Well-Being

5 Signs That You’re Dehydrated

Feeling dry and parched? / iStock

Feeling dry and parched? / iStock

HUMID DAYS of summer can be deceptive.  You feel puffed up with fluids but your clothes are damp with sweat.  Since water comprises up to 75% of our body weight, it’s important to pay attention to hydration—but drinking more water is not always the answer.

In fact, even mild dehydration—also known as “heat illness” —can cause water retention, often noticeably in the legs, as well as feeling faint and cramping muscles.  Although the body usually can reabsorb fluid from the blood as needed, when you’re dehydrated, the blood becomes more concentrated, which causes water retention in the kidneys as well as in tissues throughout the body.

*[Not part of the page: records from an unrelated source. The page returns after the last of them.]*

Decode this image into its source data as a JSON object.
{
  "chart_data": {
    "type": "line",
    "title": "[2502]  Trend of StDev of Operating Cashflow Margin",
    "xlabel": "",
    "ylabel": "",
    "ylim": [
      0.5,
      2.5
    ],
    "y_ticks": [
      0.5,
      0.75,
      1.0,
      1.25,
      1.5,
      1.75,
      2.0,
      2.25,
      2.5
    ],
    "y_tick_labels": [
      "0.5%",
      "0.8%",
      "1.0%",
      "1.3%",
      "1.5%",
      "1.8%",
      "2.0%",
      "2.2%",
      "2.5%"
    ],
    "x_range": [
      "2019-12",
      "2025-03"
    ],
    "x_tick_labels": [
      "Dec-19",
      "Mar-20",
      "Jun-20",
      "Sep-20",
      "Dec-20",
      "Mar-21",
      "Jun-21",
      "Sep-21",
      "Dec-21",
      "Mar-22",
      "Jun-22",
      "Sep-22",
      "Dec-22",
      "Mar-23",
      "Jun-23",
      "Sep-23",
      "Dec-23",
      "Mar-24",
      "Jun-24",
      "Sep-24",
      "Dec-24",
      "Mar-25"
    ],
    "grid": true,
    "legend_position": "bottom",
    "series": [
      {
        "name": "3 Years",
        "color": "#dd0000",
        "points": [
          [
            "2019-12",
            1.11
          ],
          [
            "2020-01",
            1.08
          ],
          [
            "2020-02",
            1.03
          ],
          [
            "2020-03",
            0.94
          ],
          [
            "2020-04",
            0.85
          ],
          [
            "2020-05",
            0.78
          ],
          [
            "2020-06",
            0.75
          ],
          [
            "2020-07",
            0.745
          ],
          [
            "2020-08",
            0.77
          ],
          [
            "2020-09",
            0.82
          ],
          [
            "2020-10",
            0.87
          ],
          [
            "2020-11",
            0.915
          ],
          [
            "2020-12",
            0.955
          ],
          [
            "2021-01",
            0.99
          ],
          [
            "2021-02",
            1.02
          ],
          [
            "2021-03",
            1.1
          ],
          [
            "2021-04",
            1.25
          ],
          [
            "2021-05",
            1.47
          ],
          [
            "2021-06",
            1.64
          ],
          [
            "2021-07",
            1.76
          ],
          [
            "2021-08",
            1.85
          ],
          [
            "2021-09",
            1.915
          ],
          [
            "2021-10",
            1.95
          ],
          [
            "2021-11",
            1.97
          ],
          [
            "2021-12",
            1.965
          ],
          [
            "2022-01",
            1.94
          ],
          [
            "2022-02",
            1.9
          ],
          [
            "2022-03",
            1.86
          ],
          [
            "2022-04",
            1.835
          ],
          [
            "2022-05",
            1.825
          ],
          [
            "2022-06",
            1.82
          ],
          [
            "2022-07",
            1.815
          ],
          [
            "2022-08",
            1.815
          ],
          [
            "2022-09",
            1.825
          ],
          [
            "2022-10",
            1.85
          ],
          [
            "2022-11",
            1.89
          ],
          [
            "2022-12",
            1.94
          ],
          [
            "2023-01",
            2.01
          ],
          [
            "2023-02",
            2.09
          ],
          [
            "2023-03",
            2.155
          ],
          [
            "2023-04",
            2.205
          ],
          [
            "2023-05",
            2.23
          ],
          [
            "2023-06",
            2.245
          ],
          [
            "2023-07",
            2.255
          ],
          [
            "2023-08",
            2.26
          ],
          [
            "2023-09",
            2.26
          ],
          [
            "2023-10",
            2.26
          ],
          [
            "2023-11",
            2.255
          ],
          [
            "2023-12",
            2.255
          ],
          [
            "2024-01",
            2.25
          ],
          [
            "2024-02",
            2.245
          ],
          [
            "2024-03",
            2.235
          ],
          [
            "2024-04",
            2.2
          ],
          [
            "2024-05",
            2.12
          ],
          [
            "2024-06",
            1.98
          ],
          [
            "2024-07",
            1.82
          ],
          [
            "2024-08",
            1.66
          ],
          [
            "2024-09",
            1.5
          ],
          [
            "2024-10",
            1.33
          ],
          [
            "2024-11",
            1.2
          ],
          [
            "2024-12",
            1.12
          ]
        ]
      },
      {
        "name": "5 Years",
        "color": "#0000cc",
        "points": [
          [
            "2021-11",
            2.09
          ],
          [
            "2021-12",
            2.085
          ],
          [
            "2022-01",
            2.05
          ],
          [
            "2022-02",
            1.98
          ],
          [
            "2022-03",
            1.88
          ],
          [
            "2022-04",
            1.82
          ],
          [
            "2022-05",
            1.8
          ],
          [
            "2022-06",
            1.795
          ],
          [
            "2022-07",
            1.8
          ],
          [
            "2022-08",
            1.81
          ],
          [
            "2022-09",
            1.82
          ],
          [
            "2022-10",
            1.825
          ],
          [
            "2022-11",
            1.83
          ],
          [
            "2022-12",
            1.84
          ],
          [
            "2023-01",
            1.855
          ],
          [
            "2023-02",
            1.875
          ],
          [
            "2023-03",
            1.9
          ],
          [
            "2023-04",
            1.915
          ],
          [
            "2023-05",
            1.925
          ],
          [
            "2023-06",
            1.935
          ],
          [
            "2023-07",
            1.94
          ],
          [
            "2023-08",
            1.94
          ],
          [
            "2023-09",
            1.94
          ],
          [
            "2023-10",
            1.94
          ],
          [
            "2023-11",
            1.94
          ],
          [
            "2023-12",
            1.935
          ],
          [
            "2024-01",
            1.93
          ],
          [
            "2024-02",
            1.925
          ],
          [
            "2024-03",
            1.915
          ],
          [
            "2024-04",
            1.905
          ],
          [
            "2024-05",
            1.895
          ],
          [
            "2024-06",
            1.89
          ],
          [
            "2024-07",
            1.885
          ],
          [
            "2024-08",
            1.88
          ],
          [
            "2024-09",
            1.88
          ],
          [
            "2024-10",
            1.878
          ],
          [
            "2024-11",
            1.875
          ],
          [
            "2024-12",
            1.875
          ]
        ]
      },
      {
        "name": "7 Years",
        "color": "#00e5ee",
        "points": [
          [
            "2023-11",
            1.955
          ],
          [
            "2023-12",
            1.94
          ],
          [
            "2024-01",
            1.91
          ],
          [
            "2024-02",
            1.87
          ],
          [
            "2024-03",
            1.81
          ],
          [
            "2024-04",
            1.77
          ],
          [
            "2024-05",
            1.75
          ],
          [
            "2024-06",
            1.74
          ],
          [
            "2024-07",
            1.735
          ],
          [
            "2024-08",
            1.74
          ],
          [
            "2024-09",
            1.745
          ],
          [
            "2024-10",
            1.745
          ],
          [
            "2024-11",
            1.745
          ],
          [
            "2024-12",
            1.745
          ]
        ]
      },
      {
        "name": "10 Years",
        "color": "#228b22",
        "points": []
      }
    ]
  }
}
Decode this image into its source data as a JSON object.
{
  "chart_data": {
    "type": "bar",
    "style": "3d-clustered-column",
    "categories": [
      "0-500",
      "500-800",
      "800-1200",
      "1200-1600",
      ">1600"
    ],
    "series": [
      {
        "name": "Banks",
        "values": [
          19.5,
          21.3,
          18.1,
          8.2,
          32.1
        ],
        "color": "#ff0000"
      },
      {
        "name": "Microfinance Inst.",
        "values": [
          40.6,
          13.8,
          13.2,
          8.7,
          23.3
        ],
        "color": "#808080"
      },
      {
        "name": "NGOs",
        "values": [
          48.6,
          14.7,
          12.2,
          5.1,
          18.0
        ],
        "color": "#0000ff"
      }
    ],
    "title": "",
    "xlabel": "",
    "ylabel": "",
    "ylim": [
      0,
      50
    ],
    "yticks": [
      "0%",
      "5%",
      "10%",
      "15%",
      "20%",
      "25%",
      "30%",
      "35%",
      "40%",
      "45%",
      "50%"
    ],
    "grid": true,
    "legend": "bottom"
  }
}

Thicker blood makes the heart work harder to pump the blood, which can cause a rise in heart rate to maintain blood pressure.  In addition, one of the body’s first cooling actions is increasing the heart rate to move blood and heat outward to the skin.  An elevated heart rate can increase the risk of fainting, often accompanied by dizziness and nausea.

Sweating is another of the body’s cooling responses designed to prevent elevations in core temperature.  But with age, the sweat glands respond more slowly, allowing core temperatures to rise and increasing recovery time.  Also the body’s water concentration decreases with age, and the thirst response takes longer to activate.

Early signs of dehydration include dryer mouth and eyes, darker urine and feeling more tired and irritable.  Bad breath can be a clue because dehydration reduces saliva, along with its bacteria-fighting abilities.  Dehydration interferes with the body’s ability to regulate temperature, causing body temperature to rise or sometimes, paradoxically, to fall—causing chills.  Quick tests include pushing one finger into skin on the arm or using two fingers to pull up skin on the hand—in both cases, skin should resume its original appearance in a few seconds.

When severe dehydration reduces fluid in the blood to the point where blood can no longer circulate to the organs, the most serious result is life-threatening shock —which requires medical attention.  While shock usually occurs only in cases of severe diarrhea, it’s a reason to pay attention to the body in extreme heat.

Sweat contains more sodium than other electrolytes. Both dehydration and drinking too much plain water when dehydrated can cause hyponatremia—insufficient salt in the blood—which can trigger muscle cramping.  Cramping is also caused by becoming overheated while exercising, as well as by overexertion of the calf muscles, insufficient warming up and magnesium and/or potassium deficiency.

In cases of severe dehydration risk, UNICEF and commercial rehydration packages include salt and carbohydrates—sometimes simply sugar—to mimic the normal composition of fluid in blood, which improves absorption.

To stave off dehydration ahead of time, alternatives include pre-cooling and heat acclimation.  In a Scandinavian study of different cooling methods, 12 experienced male runners were tested on three separate occasions: first after drinking a room-temperature sweetened beverage, then after a sweetened “slushy” (icy) drink and finally after cooling their skin by draping cold towels around their necks, immersing their arms in cold water and wearing underwear filled with ice packs. (The French brand Yokool freezer packs are designed to be worn inside women’s underwear—Marion Cotillard is a reported fan.) The athletes performed better after both the slushy drinks and skin cooling than after a room-temperature drink—but the effects of core cooling with the slushy drink wore off faster than the effects of skin cooling.

A different study, at the Environmental Extremes Laboratory in Brighton, England, tested nine recreational runners doing a simulated 5K race four times at top speed in a 90-degree heated room: first with no preparation; then after pre-cooling with frozen underwear and a chilling arm plunge, plus a cooling vest; next, after formal acclimation—cycling for 90 minutes in 99-degree heat for five consecutive days; and finally, after both pre-cooling and acclimation.  Acclimation made the biggest difference in subsequent running times; adding pre-cooling provided little additional gain.

Because overheating alters many bodily functions, including efficient production and use of energy, many athletes use cooling vests to reduce excess heat while exercising.  In one study, however, core cooling did not increase any more for the group wearing a cooling vest than it did for those who simply sat in the shade ahead of time—the only difference for the former was cooler skin and a feeling of coolness.  Also, cooling vests and underwear come with the risk that reducing perceptions of body heat can mask rising core temperatures—making heat-induced illness more likely.

But for most people, overheating occurs without warning (and preparation). In that case an easy option is salt pills or salty chews (though people with high blood pressure should be careful).  “Saltstick Fastchews,” tasting something like sweet tarts, include four electrolytes and promise to “reduce heat stress and muscle cramping.”   Whatever the individual response to a hot day—sweating profusely, experiencing leg cramping or feeling a little nauseated—these chewy treats, along with cool, watery drinks, seem to help many people feel a little better.

—Mary Carpenter
Well-Being Editor Mary Carpenter writes about how to stay healthy both physically and mentally.